In fact, I would argue that technology and the processes we use to optimize IT are really pretty meaningless unless you’re surrounded by the right people allowed to do the right things. Put another way, IT doesn’t work if you’re surrounded by bad people and stupid processes immersed in a deranged corporate culture.

Everyone knows this. We just choose – because we’re bad, stupid and deranged – not to talk about it. We prefer talking about servers, desktops, operating systems, BI, CRM, ERP and anything else that distracts us from what really moves technology management: the human factor.

The digital stuff is easy; the organic stuff is hard.

We must acknowledge the huge impact that corporate cultures and the knowledge, skills, personalities and experience of the senior management team (SMT) have on how well or badly we do IT.

We all know that the talent, ethics and motivation of SMTs varies widely from company to company: we hate telling undergraduates that many CEOs are idiots and that they got their positions not because of their performance but because of their personal relationships, because of who they knew, not what they know or did. But you already knew this.

Our success is tied to the quality and integrity of our people, their personalities and organizational politics, among other reporting, governance and power realities. The 21st century is sending clear messages about how to acquire, deploy and support technology through new organizational structures and processes.

Total control will yield to shared control. Standardization will be situational. Operational technology will divorce from strategic technology. You need to prepare for these changes and, if your leadership and culture permit (or is manipulatable), lead your companies’ organizational change initiatives.

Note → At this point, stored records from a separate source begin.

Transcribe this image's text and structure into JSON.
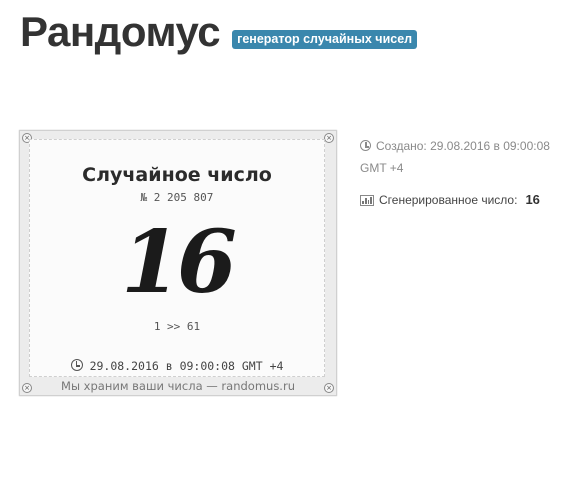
{
  "header": {
    "site_title": "Рандомус",
    "tagline": "генератор случайных чисел"
  },
  "card": {
    "title": "Случайное число",
    "number_label": "№  2 205 807",
    "value": "16",
    "range": "1 >> 61",
    "date": "29.08.2016 в 09:00:08 GMT +4",
    "footer": "Мы храним ваши числа — randomus.ru",
    "corner_glyph": "×"
  },
  "info": {
    "created_label": "Создано:",
    "created_value": "29.08.2016 в 09:00:08 GMT +4",
    "generated_label": "Сгенерированное число:",
    "generated_value": "16"
  },
  "icons": {
    "clock": "clock-icon",
    "chart": "bar-chart-icon"
  },
  "colors": {
    "tagline_bg": "#3a87ad",
    "title": "#333333"
  }
}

It’s really simple: change or fail. But “changing” or “failing” is clearly determined by how bad your people are, how stupid your organizational processes are, and how deranged your corporate culture really is. Time for a reality check.

All of this is about transformation and success. Our most successful clients have mastered the soft art of people/process/organization/culture manipulation and exploitation – while buying, deploying and supporting the right technology.

But they’ve long since accepted the overall human factor as the major driver of success. Everyone can improve technology’s ability to save money and make money for the business if they acknowledge the major role that people, processes, organizations and culture play in the process. We have seen tremendous success with companies that focus more on these variables than on technology itself.

You should already be angry enough and more than ready for some change. But that depends on you. If the U.S. federal government’s TARP program, the wars in Iraq and Afghanistan, the health care debacle and the cozy financial relationship between business, lobbyists and your elected officials don’t get you angry, then nothing is likely to move you.

But if you’ve had enough, then maybe you’re ready to join the ranks that have optimized their investments in business technology by focusing on organic – not digital – opportunities.

A final word. Dealing with people, processes, organizations and corporate cultures is far more difficult than configuring servers, updating desktops or tracking service level agreements. People, processes, organizations and cultures are the elephants in the room. If you focus more on them rather than on the technology itself, you can dramatically improve service and agility.

If you fail to go organic you will fight one war after another and never have a calm day at the office. Sophisticated executives and managers know this. The determined ones get IT done – regardless of how many good ‘ol boys (and gals) they offend.